Cate touches on the elasticity she’s seeing, however when it comes to Lockdown Escapees returning to the city.

Source: CoreLogic

3. Sales volumes are down

Dave shares an interesting thought; the number of sales as a function of total dwellings are diminishing. From stamp duty avoidance to low confidence, and also taking into account the insufficient options for prospective vendors to choose from, our market forces are not conducive to vendor listing activity. Dave predicts a listing rebound in the Spring months of 2023.

Source: CoreLogic

4. Dave confirms the high demand (and activity) for refinancing is evident in the data and at his coalface 
It seems refinancing activity is a hallmark of 2023.

5. Rents… Mike shares a scary news item

Mike read about a rental provider advertising a tent inside his living room for rent.

Looking at the rate of change for rents, almost every capital city except for Canberra is exhibiting frightening rates of rental growth. Brisbane is an interesting case to ponder, particularly following the repealed land tax changes and the impact it had on investors.

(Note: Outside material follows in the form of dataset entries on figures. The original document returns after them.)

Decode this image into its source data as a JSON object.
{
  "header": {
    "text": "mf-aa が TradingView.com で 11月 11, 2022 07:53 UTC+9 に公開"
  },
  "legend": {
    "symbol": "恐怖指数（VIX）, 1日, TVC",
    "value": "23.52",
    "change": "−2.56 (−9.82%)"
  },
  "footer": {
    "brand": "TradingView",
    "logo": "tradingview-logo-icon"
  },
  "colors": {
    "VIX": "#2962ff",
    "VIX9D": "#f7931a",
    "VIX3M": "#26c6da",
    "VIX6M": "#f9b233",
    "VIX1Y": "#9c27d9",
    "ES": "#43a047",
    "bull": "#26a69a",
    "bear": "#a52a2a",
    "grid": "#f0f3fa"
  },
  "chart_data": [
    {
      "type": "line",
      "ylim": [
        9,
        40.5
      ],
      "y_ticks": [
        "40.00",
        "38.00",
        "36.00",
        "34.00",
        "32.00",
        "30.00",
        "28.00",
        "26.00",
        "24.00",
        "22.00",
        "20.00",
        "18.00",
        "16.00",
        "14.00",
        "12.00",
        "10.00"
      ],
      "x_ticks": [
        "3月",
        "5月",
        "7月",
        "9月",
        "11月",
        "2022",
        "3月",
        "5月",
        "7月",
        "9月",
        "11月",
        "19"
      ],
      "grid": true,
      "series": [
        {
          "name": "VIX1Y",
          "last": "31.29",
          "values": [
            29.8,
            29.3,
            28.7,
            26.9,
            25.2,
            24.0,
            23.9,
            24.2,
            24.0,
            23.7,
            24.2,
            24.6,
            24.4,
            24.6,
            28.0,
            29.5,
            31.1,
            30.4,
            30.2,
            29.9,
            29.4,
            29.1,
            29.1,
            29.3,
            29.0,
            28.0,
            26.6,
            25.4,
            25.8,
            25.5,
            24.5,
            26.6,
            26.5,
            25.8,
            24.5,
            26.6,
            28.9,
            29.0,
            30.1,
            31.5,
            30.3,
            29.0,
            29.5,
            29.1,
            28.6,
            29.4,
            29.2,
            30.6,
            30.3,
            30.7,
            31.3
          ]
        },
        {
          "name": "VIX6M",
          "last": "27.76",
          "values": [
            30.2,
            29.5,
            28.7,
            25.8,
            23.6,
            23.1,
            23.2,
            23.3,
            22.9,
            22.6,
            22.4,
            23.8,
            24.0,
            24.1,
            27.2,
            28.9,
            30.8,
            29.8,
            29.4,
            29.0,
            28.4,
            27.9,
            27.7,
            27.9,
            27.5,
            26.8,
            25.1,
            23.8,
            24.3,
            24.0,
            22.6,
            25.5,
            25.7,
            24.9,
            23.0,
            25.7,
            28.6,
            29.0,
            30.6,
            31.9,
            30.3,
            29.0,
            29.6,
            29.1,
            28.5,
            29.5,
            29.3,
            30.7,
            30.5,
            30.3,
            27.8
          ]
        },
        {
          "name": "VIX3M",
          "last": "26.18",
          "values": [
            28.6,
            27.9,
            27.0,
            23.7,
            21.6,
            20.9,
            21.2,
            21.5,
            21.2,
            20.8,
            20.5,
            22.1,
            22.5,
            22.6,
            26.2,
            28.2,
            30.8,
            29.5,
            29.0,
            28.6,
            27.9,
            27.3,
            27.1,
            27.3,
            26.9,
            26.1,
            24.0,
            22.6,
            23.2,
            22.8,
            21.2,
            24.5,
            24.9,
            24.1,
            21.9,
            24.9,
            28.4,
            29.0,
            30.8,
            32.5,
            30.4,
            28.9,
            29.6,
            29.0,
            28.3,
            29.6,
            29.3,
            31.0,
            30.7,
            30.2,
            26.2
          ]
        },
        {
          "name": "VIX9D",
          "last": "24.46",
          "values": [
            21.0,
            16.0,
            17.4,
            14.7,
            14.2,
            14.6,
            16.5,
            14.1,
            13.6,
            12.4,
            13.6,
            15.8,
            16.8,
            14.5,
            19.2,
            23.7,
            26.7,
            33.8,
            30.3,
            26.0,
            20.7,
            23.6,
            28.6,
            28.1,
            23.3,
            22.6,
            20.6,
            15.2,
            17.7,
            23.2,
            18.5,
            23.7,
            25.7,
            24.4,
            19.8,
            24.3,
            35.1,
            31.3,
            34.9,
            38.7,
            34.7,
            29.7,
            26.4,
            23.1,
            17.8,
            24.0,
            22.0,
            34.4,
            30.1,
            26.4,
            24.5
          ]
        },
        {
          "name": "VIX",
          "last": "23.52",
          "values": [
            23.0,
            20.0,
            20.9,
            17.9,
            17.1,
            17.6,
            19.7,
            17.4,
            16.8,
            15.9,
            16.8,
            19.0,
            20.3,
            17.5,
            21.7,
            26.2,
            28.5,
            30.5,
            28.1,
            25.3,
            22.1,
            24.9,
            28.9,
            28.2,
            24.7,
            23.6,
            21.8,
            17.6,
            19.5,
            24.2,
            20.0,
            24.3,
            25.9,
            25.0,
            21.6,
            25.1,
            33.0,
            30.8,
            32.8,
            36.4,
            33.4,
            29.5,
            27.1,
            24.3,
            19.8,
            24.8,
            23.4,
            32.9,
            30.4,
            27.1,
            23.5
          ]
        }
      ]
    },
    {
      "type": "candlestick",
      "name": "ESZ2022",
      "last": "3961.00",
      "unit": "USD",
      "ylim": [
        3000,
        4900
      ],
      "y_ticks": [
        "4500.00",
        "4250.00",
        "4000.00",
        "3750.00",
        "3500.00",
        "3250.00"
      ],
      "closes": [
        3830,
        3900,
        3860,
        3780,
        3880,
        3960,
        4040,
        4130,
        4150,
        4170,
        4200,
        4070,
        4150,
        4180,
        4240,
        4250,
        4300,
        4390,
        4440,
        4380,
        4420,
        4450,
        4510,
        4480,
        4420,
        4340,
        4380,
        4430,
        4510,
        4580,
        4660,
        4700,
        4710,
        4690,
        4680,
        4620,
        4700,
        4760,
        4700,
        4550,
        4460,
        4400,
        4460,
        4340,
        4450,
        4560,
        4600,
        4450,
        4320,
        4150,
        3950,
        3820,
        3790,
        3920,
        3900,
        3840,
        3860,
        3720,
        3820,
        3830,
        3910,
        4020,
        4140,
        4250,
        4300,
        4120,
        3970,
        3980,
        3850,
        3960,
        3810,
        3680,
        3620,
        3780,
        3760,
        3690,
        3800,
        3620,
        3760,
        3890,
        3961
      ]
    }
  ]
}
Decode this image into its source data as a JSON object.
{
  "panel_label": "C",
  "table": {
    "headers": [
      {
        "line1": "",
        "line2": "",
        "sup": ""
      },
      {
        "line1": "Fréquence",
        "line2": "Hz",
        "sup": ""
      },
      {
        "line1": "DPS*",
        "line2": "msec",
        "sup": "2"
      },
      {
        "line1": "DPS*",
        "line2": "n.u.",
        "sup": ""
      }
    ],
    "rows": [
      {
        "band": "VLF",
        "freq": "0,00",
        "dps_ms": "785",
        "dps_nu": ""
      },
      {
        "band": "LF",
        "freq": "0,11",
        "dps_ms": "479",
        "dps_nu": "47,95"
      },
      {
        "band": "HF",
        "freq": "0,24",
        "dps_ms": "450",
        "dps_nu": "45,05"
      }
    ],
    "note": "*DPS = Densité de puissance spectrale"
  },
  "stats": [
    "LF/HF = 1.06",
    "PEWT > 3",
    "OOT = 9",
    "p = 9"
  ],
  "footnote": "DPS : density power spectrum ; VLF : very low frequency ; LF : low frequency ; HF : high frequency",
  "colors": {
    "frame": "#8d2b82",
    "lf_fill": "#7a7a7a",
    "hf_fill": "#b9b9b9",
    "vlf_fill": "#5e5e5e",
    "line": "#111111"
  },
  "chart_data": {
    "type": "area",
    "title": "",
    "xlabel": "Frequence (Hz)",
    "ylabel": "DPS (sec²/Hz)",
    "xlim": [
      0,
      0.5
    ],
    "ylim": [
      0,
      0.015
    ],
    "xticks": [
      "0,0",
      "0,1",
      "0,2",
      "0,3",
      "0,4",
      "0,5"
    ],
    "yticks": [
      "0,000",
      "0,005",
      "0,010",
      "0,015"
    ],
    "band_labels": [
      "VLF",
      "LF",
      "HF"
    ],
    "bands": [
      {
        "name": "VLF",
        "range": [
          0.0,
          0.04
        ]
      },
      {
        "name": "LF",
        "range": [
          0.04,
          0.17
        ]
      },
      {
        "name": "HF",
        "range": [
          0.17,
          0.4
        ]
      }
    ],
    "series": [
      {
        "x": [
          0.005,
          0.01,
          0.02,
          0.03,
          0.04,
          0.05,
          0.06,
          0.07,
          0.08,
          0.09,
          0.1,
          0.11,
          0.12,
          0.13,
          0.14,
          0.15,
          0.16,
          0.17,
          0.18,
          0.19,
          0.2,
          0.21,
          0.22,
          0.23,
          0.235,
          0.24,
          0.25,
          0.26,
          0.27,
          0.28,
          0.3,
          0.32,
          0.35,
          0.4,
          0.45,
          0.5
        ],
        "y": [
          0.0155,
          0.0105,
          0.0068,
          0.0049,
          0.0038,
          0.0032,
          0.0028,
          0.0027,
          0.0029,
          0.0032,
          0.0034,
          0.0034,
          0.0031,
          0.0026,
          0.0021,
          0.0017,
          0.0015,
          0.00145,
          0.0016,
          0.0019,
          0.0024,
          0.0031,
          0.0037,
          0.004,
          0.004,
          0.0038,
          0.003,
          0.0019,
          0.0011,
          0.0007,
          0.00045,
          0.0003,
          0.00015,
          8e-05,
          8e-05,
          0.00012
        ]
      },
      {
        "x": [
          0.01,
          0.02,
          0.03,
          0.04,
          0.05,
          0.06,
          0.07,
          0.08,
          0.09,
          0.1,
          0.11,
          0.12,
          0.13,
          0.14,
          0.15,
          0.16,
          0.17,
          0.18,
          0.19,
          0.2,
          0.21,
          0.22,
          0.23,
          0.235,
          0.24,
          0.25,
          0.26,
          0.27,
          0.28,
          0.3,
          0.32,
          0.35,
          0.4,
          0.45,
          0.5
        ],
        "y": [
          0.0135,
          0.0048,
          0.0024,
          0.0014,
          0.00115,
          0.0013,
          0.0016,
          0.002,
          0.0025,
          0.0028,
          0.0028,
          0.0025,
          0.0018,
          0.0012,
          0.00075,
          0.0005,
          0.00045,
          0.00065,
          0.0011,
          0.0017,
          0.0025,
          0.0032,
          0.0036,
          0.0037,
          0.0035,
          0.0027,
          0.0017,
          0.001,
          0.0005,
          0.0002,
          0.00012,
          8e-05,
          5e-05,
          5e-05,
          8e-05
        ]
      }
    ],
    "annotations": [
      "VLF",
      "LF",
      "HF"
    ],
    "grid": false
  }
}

Mike quotes one of our Property Professor’s pieces of wisdom dating back to August last year. “Rents have grown at only half the rate of inflation for the past decade. With inflation at over 25% for the decade, and yet the property rental growth average sitting at 11%, the trio ponder the concept that rents are just playing catch up

Source: CoreLogic

6. Consumer sentiment on the rebound?

During the discussion, Mike draws attention to the relationship between bond yields and sentiment, and questions whether the consumer sentiment figures are truly indicative of a recovery. Cate proposes that the combination of a “YOLO” mentality and increased savings during lockdown may have postponed the desired effects of the RBA’s rate hikes. It should be noted that an updated Westpac Consumer Sentiment chart for April has been obtained to compare with the previous chart discussed in March on the show.

Source: Westpac Melbourne Institute

Gold Nuggets

Cate Bakos – The Property Buyer’s Golden nugget: For any upgraders who are feeling disconcerted by the lack of housing options to pursue, they should consider a long, (or flexible) settlement period to give themselves time to shop.

David Johnston – The Property Planner’s Golden nugget: Dave feels that late last year was indeed the best time to buy and he notes the markets are broadly in recovery mode now, and Mike agrees with him.